Equity Market Outlook: Earnings Season Is At Hand
The Rebound Is On
Last week marked the beginning of the first quarter earnings season. The banks were in the spotlight, many of them missing expectations by large margins, but there were mitigating factors. The banks, for the most part, have been raising the capital reserves in preparation for the viral-fallout and that cut into earnings. While bad at the headline level, the banks didn’t earn as little as it looks and they’re much better prepared for credit losses than at any other time in history. Good news for everybody.
This week marks the ramp to peak season. This week we’re looking for reports from dozens of S&P companies while the following two weeks mark the true “peak season”. The bad news is that earnings are going to be excruciatingly bad this quarter. The good news, and there is more good news than bad at this time, is the market has already priced in most if not all of the Q1 declines and is already looking forward and even beyond the next quarter.
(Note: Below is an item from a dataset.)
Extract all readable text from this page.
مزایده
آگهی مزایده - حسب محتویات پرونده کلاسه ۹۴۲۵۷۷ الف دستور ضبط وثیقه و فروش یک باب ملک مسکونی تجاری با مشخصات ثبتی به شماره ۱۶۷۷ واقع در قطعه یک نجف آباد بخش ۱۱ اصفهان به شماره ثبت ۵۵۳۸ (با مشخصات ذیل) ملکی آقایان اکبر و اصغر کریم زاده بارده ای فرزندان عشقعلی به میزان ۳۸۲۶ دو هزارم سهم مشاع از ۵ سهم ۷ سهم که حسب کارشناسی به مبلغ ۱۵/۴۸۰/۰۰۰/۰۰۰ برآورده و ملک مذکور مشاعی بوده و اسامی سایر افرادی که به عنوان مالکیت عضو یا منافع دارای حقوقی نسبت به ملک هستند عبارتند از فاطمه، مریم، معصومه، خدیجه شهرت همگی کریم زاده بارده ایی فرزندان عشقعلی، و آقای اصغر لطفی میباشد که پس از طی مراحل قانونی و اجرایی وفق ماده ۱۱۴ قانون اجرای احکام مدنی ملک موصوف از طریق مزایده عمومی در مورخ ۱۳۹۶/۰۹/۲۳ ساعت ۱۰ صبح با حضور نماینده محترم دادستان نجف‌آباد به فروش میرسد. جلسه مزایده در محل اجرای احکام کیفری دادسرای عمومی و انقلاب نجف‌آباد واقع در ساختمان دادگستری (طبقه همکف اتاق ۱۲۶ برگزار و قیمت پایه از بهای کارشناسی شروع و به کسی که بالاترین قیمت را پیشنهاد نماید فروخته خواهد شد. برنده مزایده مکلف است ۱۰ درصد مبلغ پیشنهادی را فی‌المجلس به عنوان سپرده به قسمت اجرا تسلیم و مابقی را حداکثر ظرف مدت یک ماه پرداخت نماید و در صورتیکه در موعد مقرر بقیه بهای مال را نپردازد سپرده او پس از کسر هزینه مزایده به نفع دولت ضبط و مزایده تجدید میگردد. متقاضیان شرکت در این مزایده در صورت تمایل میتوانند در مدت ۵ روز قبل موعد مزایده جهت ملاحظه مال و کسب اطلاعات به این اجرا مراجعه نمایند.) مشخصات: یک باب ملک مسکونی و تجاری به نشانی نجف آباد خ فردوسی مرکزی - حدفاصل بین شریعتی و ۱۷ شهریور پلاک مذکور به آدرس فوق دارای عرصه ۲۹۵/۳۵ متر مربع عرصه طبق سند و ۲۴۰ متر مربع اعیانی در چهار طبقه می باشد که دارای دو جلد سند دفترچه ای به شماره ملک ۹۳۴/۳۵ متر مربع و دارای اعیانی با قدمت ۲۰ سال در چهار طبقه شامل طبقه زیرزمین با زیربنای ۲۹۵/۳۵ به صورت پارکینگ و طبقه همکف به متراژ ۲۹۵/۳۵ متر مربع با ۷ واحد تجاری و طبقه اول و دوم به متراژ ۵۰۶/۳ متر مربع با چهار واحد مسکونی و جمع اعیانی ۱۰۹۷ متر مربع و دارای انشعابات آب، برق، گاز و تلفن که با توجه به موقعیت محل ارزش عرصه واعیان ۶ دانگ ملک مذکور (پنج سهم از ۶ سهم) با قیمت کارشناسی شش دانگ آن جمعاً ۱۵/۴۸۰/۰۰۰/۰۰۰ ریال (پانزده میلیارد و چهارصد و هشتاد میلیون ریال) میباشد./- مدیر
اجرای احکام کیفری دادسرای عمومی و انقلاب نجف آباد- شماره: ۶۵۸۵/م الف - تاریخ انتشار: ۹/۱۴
The outlook for 2020 is negative, about -5% EPS growth for the year, but the outlook for next year is so much better they don’t even compare. The full year 2021 should see EPS growth in the double-digit range, more than enough to offset 2020 and advance the market from 2019 levels.
The Technical Outlook Is Bullish But …
The technical outlook right now is bullish. The broad market hit bottom late last month and has been trending higher ever since. The Monday action this week is negative but chalk that up to the energy sector. Oil prices are hitting new lows as I write this post and that is dragging on the broad market EPS consensus outlook for this year and next. Taking that out of the picture, the SPX is trending higher and looks like it can continue to move higher this week.
The indicators are telling. Stochastic shows a bullish market and one that could trend sideways if not edge higher. MACD is bullish showing upward momentum persists and at strengths to rival the viral-downdraft. My prediction is the market will move sideways in a consolidation move this week. Once the earnings reports begin coming out and the market gets a measure of relief the rebound can continue. That said, there are some risks including worse than expected results or even worse, a rapidly deteriorating outlook for the 2nd quarter. What traders need to watch is the 30-day moving average. The price action is in their hands right now, if that group maintains support the odds of an SPX rally to 3,000 or higher is very good.